Sovereign wealth funds (SWFs) have emerged as significant and sometimes controversial players in the global financial landscape.
Even though Asia has some well-established SWFs, new ones are coming up all the time.
The latest entrants are the Maharlika Investment Fund in the Philippines and the newly-minted SWF by Malaysia’s resource-rich Serawak state.
These large institutional investors play a crucial national development and wealth preservation roles, especially in Asia.
Their importance is only set to grow in coming decades due to their ability to channel huge volumes of sovereign savings towards investments that can boost economic growth.
In an increasingly complex global economy and amid rising geopolitics, the role of state-owned investors such as SWFs tend to generate high public scrutiny.
‘Sovereign wealth fund’ as a Google search term hit a high in 2023 not seen since 2008, amid a renewed interest in geopolitics and economics and rising importance of institutional investors, according to Global SWF’s annual 2024 report.
With Asia home to some of the world’s oldest and most sophisticated SWFs, AsianInvestor decided to shine a spotlight on the top entities and key executives doing an outstanding job in preserving and growing sovereign wealth while promoting economic development.
“National reserves that helped various Asian countries weather the COVID-19 pandemic lockdown and aid economic recovery, for example, were built up over years by SWFs,” said Andrew Hendry, head of distribution for Asia and Singapore CEO at Janus Henderson Investors.

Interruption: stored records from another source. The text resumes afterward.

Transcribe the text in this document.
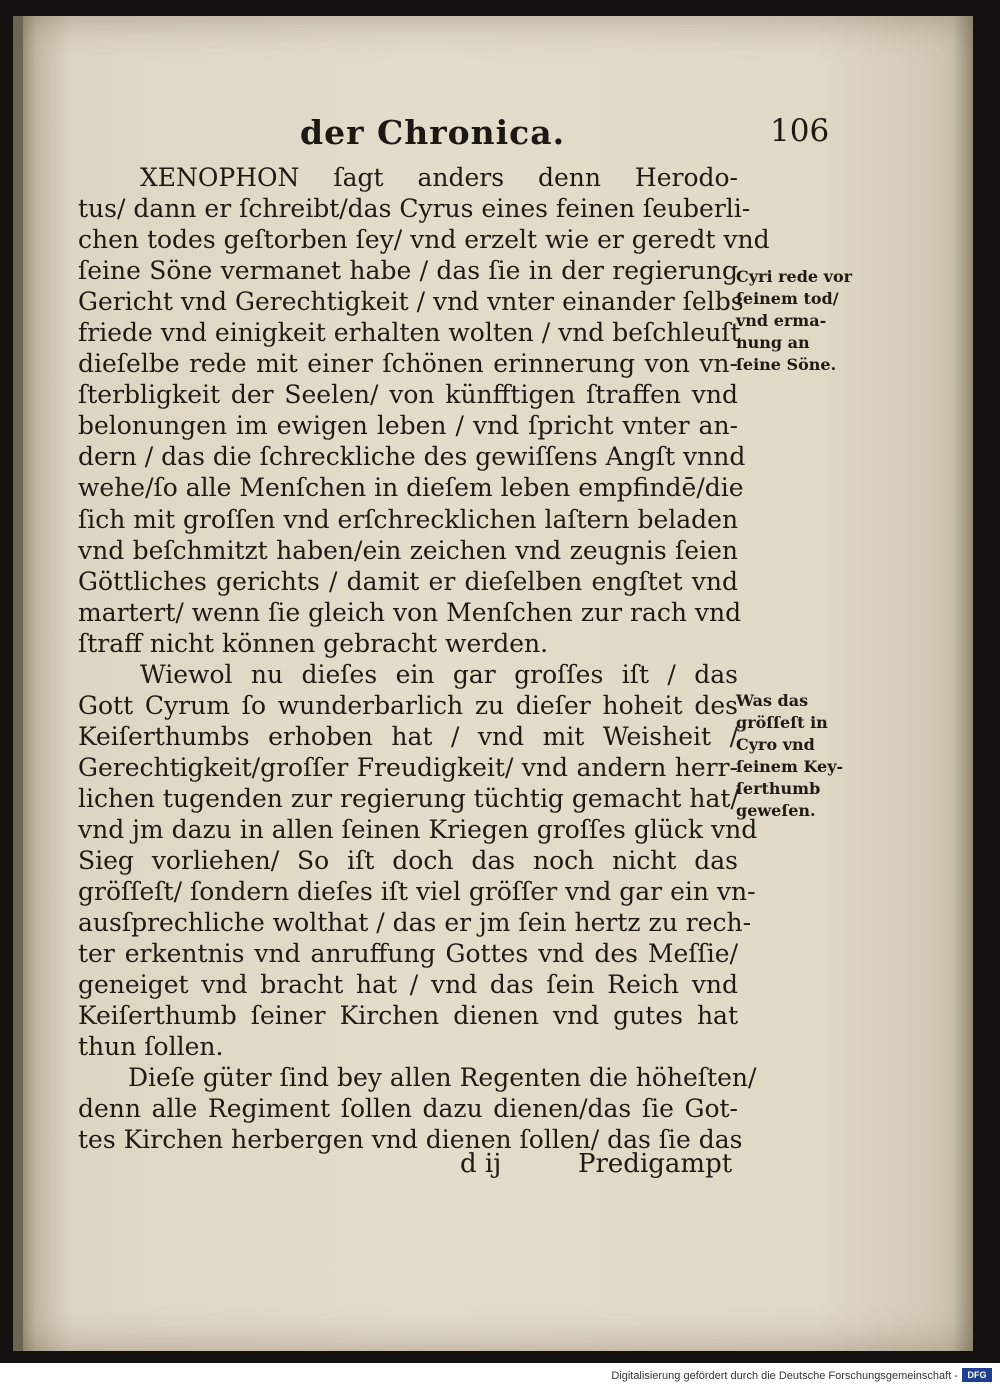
der Chronica.	106
XENOPHON ſagt anders denn Herodo-
tus/ dann er ſchreibt/das Cyrus eines feinen ſeuberli-
chen todes geſtorben ſey/ vnd erzelt wie er geredt vnd
ſeine Söne vermanet habe / das ſie in der regierung
Gericht vnd Gerechtigkeit / vnd vnter einander ſelbs
friede vnd einigkeit erhalten wolten / vnd beſchleuſt
dieſelbe rede mit einer ſchönen erinnerung von vn-
ſterbligkeit der Seelen/ von künfftigen ſtraffen vnd
belonungen im ewigen leben / vnd ſpricht vnter an-
dern / das die ſchreckliche des gewiſſens Angſt vnnd
wehe/ſo alle Menſchen in dieſem leben empfindē/die
ſich mit groſſen vnd erſchrecklichen laſtern beladen
vnd beſchmitzt haben/ein zeichen vnd zeugnis ſeien
Göttliches gerichts / damit er dieſelben engſtet vnd
martert/ wenn ſie gleich von Menſchen zur rach vnd
ſtraff nicht können gebracht werden.
Wiewol nu dieſes ein gar groſſes iſt / das
Gott Cyrum ſo wunderbarlich zu dieſer hoheit des
Keiſerthumbs erhoben hat / vnd mit Weisheit /
Gerechtigkeit/groſſer Freudigkeit/ vnd andern herr-
lichen tugenden zur regierung tüchtig gemacht hat/
vnd jm dazu in allen ſeinen Kriegen groſſes glück vnd
Sieg vorliehen/ So iſt doch das noch nicht das
gröſſeſt/ ſondern dieſes iſt viel gröſſer vnd gar ein vn-
ausſprechliche wolthat / das er jm ſein hertz zu rech-
ter erkentnis vnd anruffung Gottes vnd des Meſſie/
geneiget vnd bracht hat / vnd das ſein Reich vnd
Keiſerthumb ſeiner Kirchen dienen vnd gutes hat
thun ſollen.
Dieſe güter ſind bey allen Regenten die höheſten/
denn alle Regiment ſollen dazu dienen/das ſie Got-
tes Kirchen herbergen vnd dienen ſollen/ das ſie das
d ij	Predigampt
Cyri rede vor
ſeinem tod/
vnd erma-
nung an
ſeine Söne.
Was das
gröſſeſt in
Cyro vnd
ſeinem Key-
ſerthumb
geweſen.
Digitalisierung gefördert durch die Deutsche Forschungsgemeinschaft -	DFG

“In the end, SWFs provide huge social dividends, improving infrastructure and healthcare systems, preserving generational wealth and eventually helping to lift people out of poverty,” he told AsianInvestor.
LIST OF TOP 10
Traditionally, SWFs were created in countries whose governments generated excess capital from sources such as fiscal surpluses, official foreign currency operations; privatisation proceeds and exports of commodities oil and gas and metals and minerals.
Asia, however, is home to what some experts call 'strategic' or 'catalytic' sovereign wealth funds, that are designed to encourage co-investments – often with other SWFs – in critically important sectors.
They aim to invest locally and attract inbound capital to promote local development instead of investing overseas.
Indonesia Investment Authority (INA) is a prime example of this breed of SWFs and AsianInvestor believes catalytic wealth funds will be a significant player in Asia’s financial landscape over coming decades.
To select our top 10 candidates who exemplify the best of Asia's SWF industry, we spoke to independent investment and sustainability consultants, as well as senior executives at asset management companies who interact and work with wealth funds.
This time, our list of SWF heavy-hitters was more concentrated and the editorial team undertook its own exhaustive research over four months to finalise the 10 individuals we decided to showcase for 2024.
Our list contains names from sovereign funds headquartered in the region as well as a few from outside the region, because of their influence in developing various asset classes and regional capital markets via their investments.
This list – which is not ranked – will be unveiled over the next five working days, starting tomorrow.
The names on the list are based on the alphabetical order of countries where the wealth funds are based.
AsianInvestor’s top 10 SWF executives in Asia showcases senior executives from wealth funds based in Australia, Bhutan, Brunei, China, Indonesia, Korea, Malaysia, Norway, Singapore and Saudi Arabia.
As with our top 20 pension fund executives in Asia, the SWF list is not exhaustive.
Our primary aim is to recognise and showcase the individuals that we believe are doing outstanding work in helping preserve and grow national wealth.